In August, Adel implemented a new policy allowing anyone who was arrested for simple marijuana possession to avoid prosecution if they obtain a medical marijuana card. Critics have pointed out that the policy only helps those who can afford a card. Over the summer, Adel also published a dashboard with prosecution data on the county attorney’s website and stated that she did so to “support my vision for a more transparent process.” But, according to the American Civil Liberties Union of Arizona, who had sued the county attorney’s office to release the data, Adel fought to withhold the information and released it only after the ACLU won the lawsuit. 

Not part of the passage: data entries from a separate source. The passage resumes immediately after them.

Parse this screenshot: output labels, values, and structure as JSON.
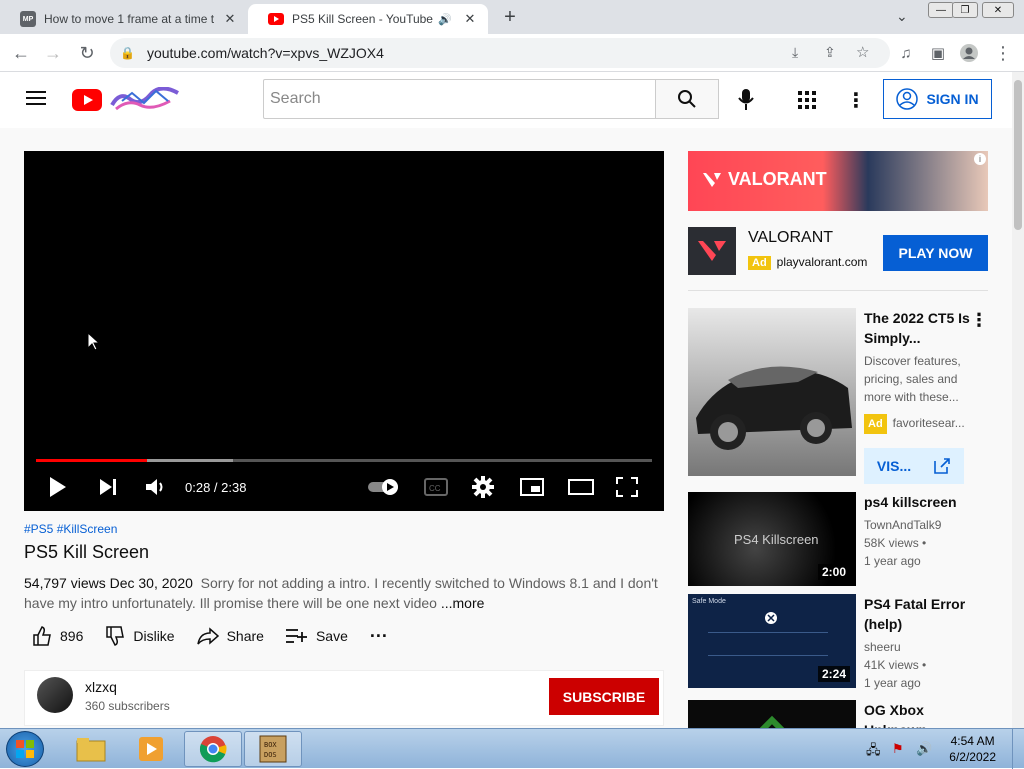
{
  "tabs": [
    {
      "title": "How to move 1 frame at a time t",
      "favicon": "MP"
    },
    {
      "title": "PS5 Kill Screen - YouTube",
      "active": true
    }
  ],
  "address": {
    "url": "youtube.com/watch?v=xpvs_WZJOX4"
  },
  "header": {
    "search_placeholder": "Search",
    "signin_label": "SIGN IN"
  },
  "player": {
    "time": "0:28 / 2:38",
    "played_fraction": 0.18,
    "buffered_fraction": 0.32
  },
  "video": {
    "tags": "#PS5 #KillScreen",
    "title": "PS5 Kill Screen",
    "stats": "54,797 views  Dec 30, 2020",
    "description": "Sorry for not adding a intro. I recently switched to Windows 8.1 and I don't have my intro unfortunately. Ill promise there will be one next video",
    "more_label": "...more"
  },
  "actions": {
    "likes": "896",
    "dislike": "Dislike",
    "share": "Share",
    "save": "Save"
  },
  "channel": {
    "name": "xlzxq",
    "subscribers": "360 subscribers",
    "subscribe_label": "SUBSCRIBE"
  },
  "ad": {
    "banner_text": "VALORANT",
    "name": "VALORANT",
    "badge": "Ad",
    "domain": "playvalorant.com",
    "cta": "PLAY NOW"
  },
  "recommendations": [
    {
      "title": "The 2022 CT5 Is Simply...",
      "desc": "Discover features, pricing, sales and more with these...",
      "badge": "Ad",
      "source": "favoritesear...",
      "cta": "VIS..."
    },
    {
      "title": "ps4 killscreen",
      "channel": "TownAndTalk9",
      "views": "58K views •",
      "age": "1 year ago",
      "duration": "2:00",
      "thumb_text": "PS4 Killscreen"
    },
    {
      "title": "PS4 Fatal Error (help)",
      "channel": "sheeru",
      "views": "41K views •",
      "age": "1 year ago",
      "duration": "2:24",
      "thumb_text": "Safe Mode"
    },
    {
      "title": "OG Xbox Unknown"
    }
  ],
  "taskbar": {
    "time": "4:54 AM",
    "date": "6/2/2022"
  },
  "colors": {
    "youtube_red": "#ff0000",
    "accent_blue": "#065fd4",
    "subscribe_red": "#cc0000",
    "ad_yellow": "#f2c40f"
  }
}
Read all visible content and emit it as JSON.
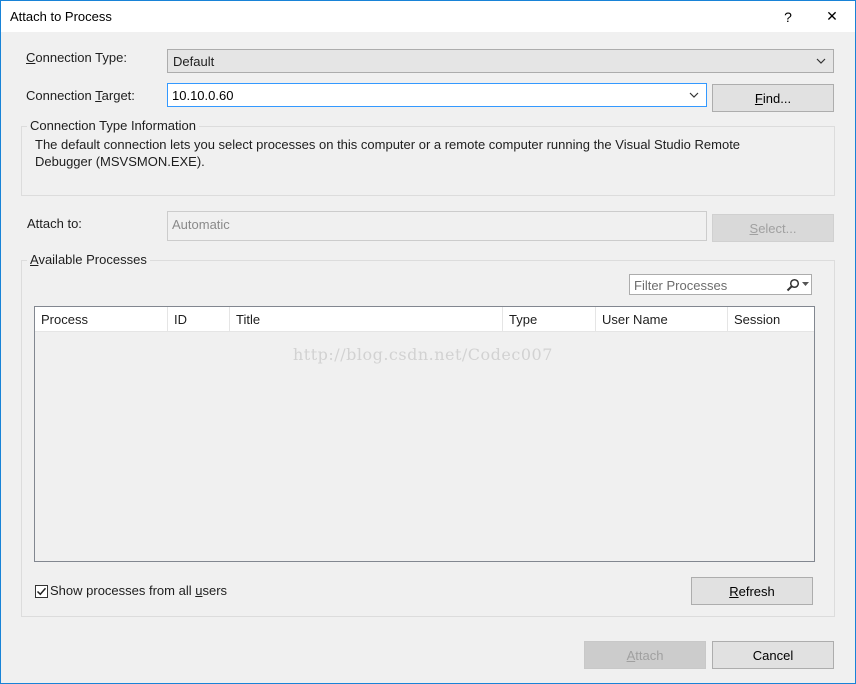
{
  "window": {
    "title": "Attach to Process",
    "help_glyph": "?",
    "close_glyph": "✕"
  },
  "connection_type": {
    "label_prefix": "",
    "label_access": "C",
    "label_rest": "onnection Type:",
    "value": "Default"
  },
  "connection_target": {
    "label_prefix": "Connection ",
    "label_access": "T",
    "label_rest": "arget:",
    "value": "10.10.0.60",
    "find_access": "F",
    "find_rest": "ind..."
  },
  "info_group": {
    "title": "Connection Type Information",
    "description_line1": "The default connection lets you select processes on this computer or a remote computer running the Visual Studio Remote",
    "description_line2": "Debugger (MSVSMON.EXE)."
  },
  "attach_to": {
    "label": "Attach to:",
    "value": "Automatic",
    "select_access": "S",
    "select_rest": "elect..."
  },
  "processes_group": {
    "title_prefix": "",
    "title_access": "A",
    "title_rest": "vailable Processes",
    "filter_placeholder": "Filter Processes",
    "columns": [
      "Process",
      "ID",
      "Title",
      "Type",
      "User Name",
      "Session"
    ],
    "rows": [],
    "watermark": "http://blog.csdn.net/Codec007",
    "show_all_users": {
      "checked": true,
      "label_prefix": "Show processes from all ",
      "label_access": "u",
      "label_rest": "sers"
    },
    "refresh_access": "R",
    "refresh_rest": "efresh"
  },
  "footer": {
    "attach_access": "A",
    "attach_rest": "ttach",
    "cancel_label": "Cancel"
  },
  "colors": {
    "window_border": "#1883d7",
    "focus_border": "#3399ff",
    "background": "#f0f0f0"
  },
  "icons": {
    "dropdown": "chevron-down-icon",
    "filter_search": "search-icon",
    "filter_dropdown": "caret-down-icon",
    "checkbox": "checkmark-icon"
  }
}
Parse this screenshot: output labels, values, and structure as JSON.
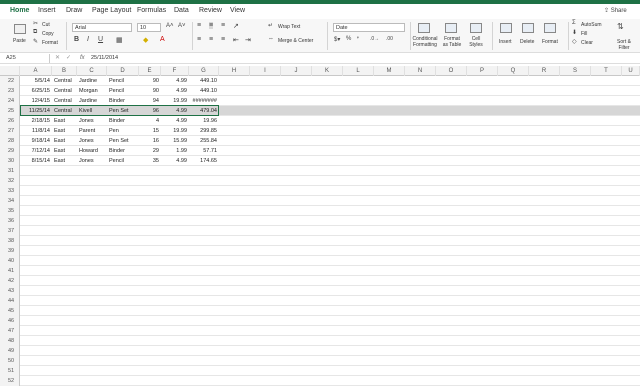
{
  "tabs": [
    "Home",
    "Insert",
    "Draw",
    "Page Layout",
    "Formulas",
    "Data",
    "Review",
    "View"
  ],
  "share_label": "Share",
  "ribbon": {
    "paste_label": "Paste",
    "cut_label": "Cut",
    "copy_label": "Copy",
    "format_label": "Format",
    "font_name": "Arial",
    "font_size": "10",
    "wrap_text_label": "Wrap Text",
    "merge_center_label": "Merge & Center",
    "number_format": "Date",
    "conditional_formatting_label": "Conditional Formatting",
    "format_as_table_label": "Format as Table",
    "cell_styles_label": "Cell Styles",
    "insert_label": "Insert",
    "delete_label": "Delete",
    "format_cells_label": "Format",
    "autosum_label": "AutoSum",
    "fill_label": "Fill",
    "clear_label": "Clear",
    "sort_filter_label": "Sort & Filter"
  },
  "formula_bar": {
    "name_box": "A25",
    "fx": "fx",
    "value": "25/11/2014"
  },
  "columns": [
    "A",
    "B",
    "C",
    "D",
    "E",
    "F",
    "G",
    "H",
    "I",
    "J",
    "K",
    "L",
    "M",
    "N",
    "O",
    "P",
    "Q",
    "R",
    "S",
    "T",
    "U"
  ],
  "rows": [
    {
      "num": "22",
      "cells": [
        "5/5/14",
        "Central",
        "Jardine",
        "Pencil",
        "90",
        "4.99",
        "449.10"
      ]
    },
    {
      "num": "23",
      "cells": [
        "6/25/15",
        "Central",
        "Morgan",
        "Pencil",
        "90",
        "4.99",
        "449.10"
      ]
    },
    {
      "num": "24",
      "cells": [
        "12/4/15",
        "Central",
        "Jardine",
        "Binder",
        "94",
        "19.99",
        "########"
      ]
    },
    {
      "num": "25",
      "cells": [
        "11/25/14",
        "Central",
        "Kivell",
        "Pen Set",
        "96",
        "4.99",
        "479.04"
      ]
    },
    {
      "num": "26",
      "cells": [
        "2/18/15",
        "East",
        "Jones",
        "Binder",
        "4",
        "4.99",
        "19.96"
      ]
    },
    {
      "num": "27",
      "cells": [
        "11/8/14",
        "East",
        "Parent",
        "Pen",
        "15",
        "19.99",
        "299.85"
      ]
    },
    {
      "num": "28",
      "cells": [
        "9/18/14",
        "East",
        "Jones",
        "Pen Set",
        "16",
        "15.99",
        "255.84"
      ]
    },
    {
      "num": "29",
      "cells": [
        "7/12/14",
        "East",
        "Howard",
        "Binder",
        "29",
        "1.99",
        "57.71"
      ]
    },
    {
      "num": "30",
      "cells": [
        "8/15/14",
        "East",
        "Jones",
        "Pencil",
        "35",
        "4.99",
        "174.65"
      ]
    },
    {
      "num": "31",
      "cells": [
        "",
        "",
        "",
        "",
        "",
        "",
        ""
      ]
    },
    {
      "num": "32",
      "cells": [
        "",
        "",
        "",
        "",
        "",
        "",
        ""
      ]
    },
    {
      "num": "33",
      "cells": [
        "",
        "",
        "",
        "",
        "",
        "",
        ""
      ]
    },
    {
      "num": "34",
      "cells": [
        "",
        "",
        "",
        "",
        "",
        "",
        ""
      ]
    },
    {
      "num": "35",
      "cells": [
        "",
        "",
        "",
        "",
        "",
        "",
        ""
      ]
    },
    {
      "num": "36",
      "cells": [
        "",
        "",
        "",
        "",
        "",
        "",
        ""
      ]
    },
    {
      "num": "37",
      "cells": [
        "",
        "",
        "",
        "",
        "",
        "",
        ""
      ]
    },
    {
      "num": "38",
      "cells": [
        "",
        "",
        "",
        "",
        "",
        "",
        ""
      ]
    },
    {
      "num": "39",
      "cells": [
        "",
        "",
        "",
        "",
        "",
        "",
        ""
      ]
    },
    {
      "num": "40",
      "cells": [
        "",
        "",
        "",
        "",
        "",
        "",
        ""
      ]
    },
    {
      "num": "41",
      "cells": [
        "",
        "",
        "",
        "",
        "",
        "",
        ""
      ]
    },
    {
      "num": "42",
      "cells": [
        "",
        "",
        "",
        "",
        "",
        "",
        ""
      ]
    },
    {
      "num": "43",
      "cells": [
        "",
        "",
        "",
        "",
        "",
        "",
        ""
      ]
    },
    {
      "num": "44",
      "cells": [
        "",
        "",
        "",
        "",
        "",
        "",
        ""
      ]
    },
    {
      "num": "45",
      "cells": [
        "",
        "",
        "",
        "",
        "",
        "",
        ""
      ]
    },
    {
      "num": "46",
      "cells": [
        "",
        "",
        "",
        "",
        "",
        "",
        ""
      ]
    },
    {
      "num": "47",
      "cells": [
        "",
        "",
        "",
        "",
        "",
        "",
        ""
      ]
    },
    {
      "num": "48",
      "cells": [
        "",
        "",
        "",
        "",
        "",
        "",
        ""
      ]
    },
    {
      "num": "49",
      "cells": [
        "",
        "",
        "",
        "",
        "",
        "",
        ""
      ]
    },
    {
      "num": "50",
      "cells": [
        "",
        "",
        "",
        "",
        "",
        "",
        ""
      ]
    },
    {
      "num": "51",
      "cells": [
        "",
        "",
        "",
        "",
        "",
        "",
        ""
      ]
    },
    {
      "num": "52",
      "cells": [
        "",
        "",
        "",
        "",
        "",
        "",
        ""
      ]
    }
  ],
  "selected_row": "25",
  "colors": {
    "accent": "#1e7145",
    "selection_fill": "#d6d6d6"
  }
}
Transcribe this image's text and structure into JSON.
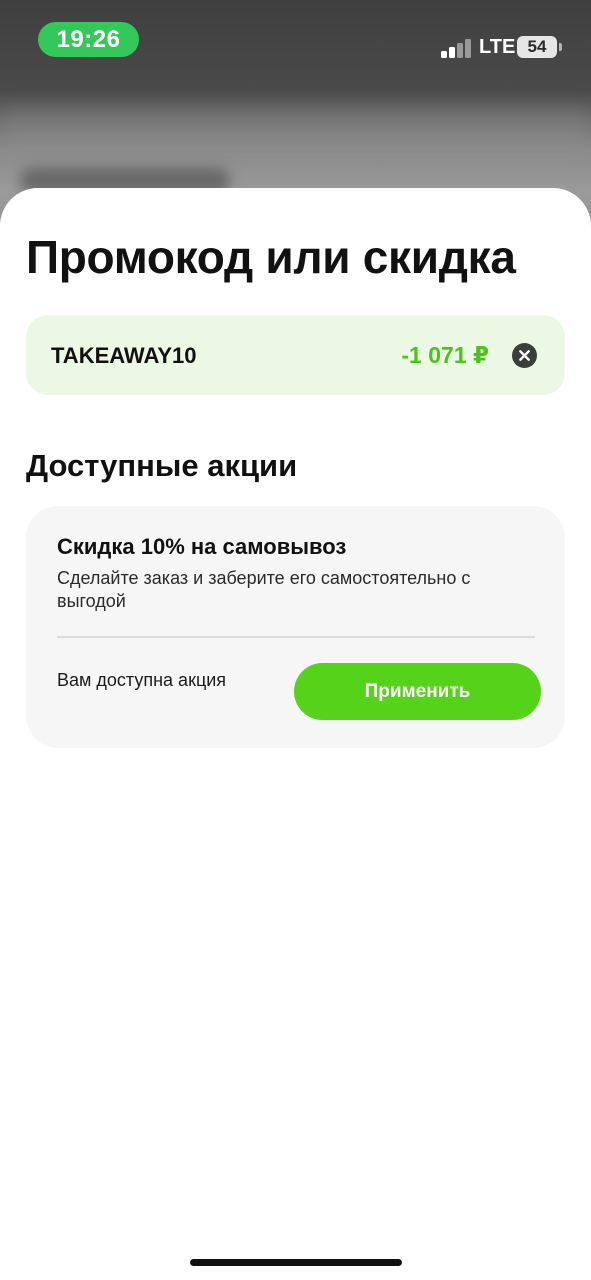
{
  "status_bar": {
    "time": "19:26",
    "network": "LTE",
    "battery": "54"
  },
  "sheet": {
    "title": "Промокод или скидка",
    "promo": {
      "code": "TAKEAWAY10",
      "discount": "-1 071 ₽"
    },
    "available_section": {
      "title": "Доступные акции",
      "offers": [
        {
          "title": "Скидка 10% на самовывоз",
          "description": "Сделайте заказ и заберите его самостоятельно с выгодой",
          "status": "Вам доступна акция",
          "action_label": "Применить"
        }
      ]
    }
  },
  "colors": {
    "accent_green": "#55d21a",
    "discount_green": "#4fc21a",
    "promo_card_bg": "#ebf8e3",
    "time_pill": "#34c759"
  },
  "icons": {
    "clear": "close-circle-icon",
    "signal": "cellular-signal-icon",
    "battery": "battery-icon"
  }
}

Likewise, Adel has said she would hold police officers accountable when there is evidence that they have committed a crime, but in January she did not bring charges against the police officer who killed Antonio Arce, a 14-year-old who was shot in the back last year while holding a toy gun. More recently, she declined to file charges against the Arizona state trooper who shot and killed Dion Johnson over Memorial Day weekend. She also stated that she used Google to research past misconduct committed by the officer, George Cervantes, instead of reviewing his disciplinary records, and did not take Cervantes’s past misconduct into account when making her decision, despite the fact that Cervantes previously used a stun gun on his puppy and threatened to kill his ex-wife’s fiancé. 

Adel also said she will not reopen the case of Muhammad Muhaymin, who was killed by police in 2017, unless Phoenix police resubmit it. Four Phoenix officers held Muhaymin down and knelt on him after he tried to enter a restroom at a community center with his service dog. No officers were disciplined or criminally charged. The case drew national attention after George Floyd’s killing by Minneapolis police.

On her website, Adel also calls herself a reformer for supporting the mandated use of body-worn cameras for police officers in Arizona. But Muhaymin was killed on camera, while being mocked by Phoenix police officers. 

“People here have been abused or killed on camera,” Williams, the public defender and BLM organizer, told The Appeal. “You can’t create accountability by saying you support body cams. … It’s about not having the moral or ethical will to hold officers accountable.”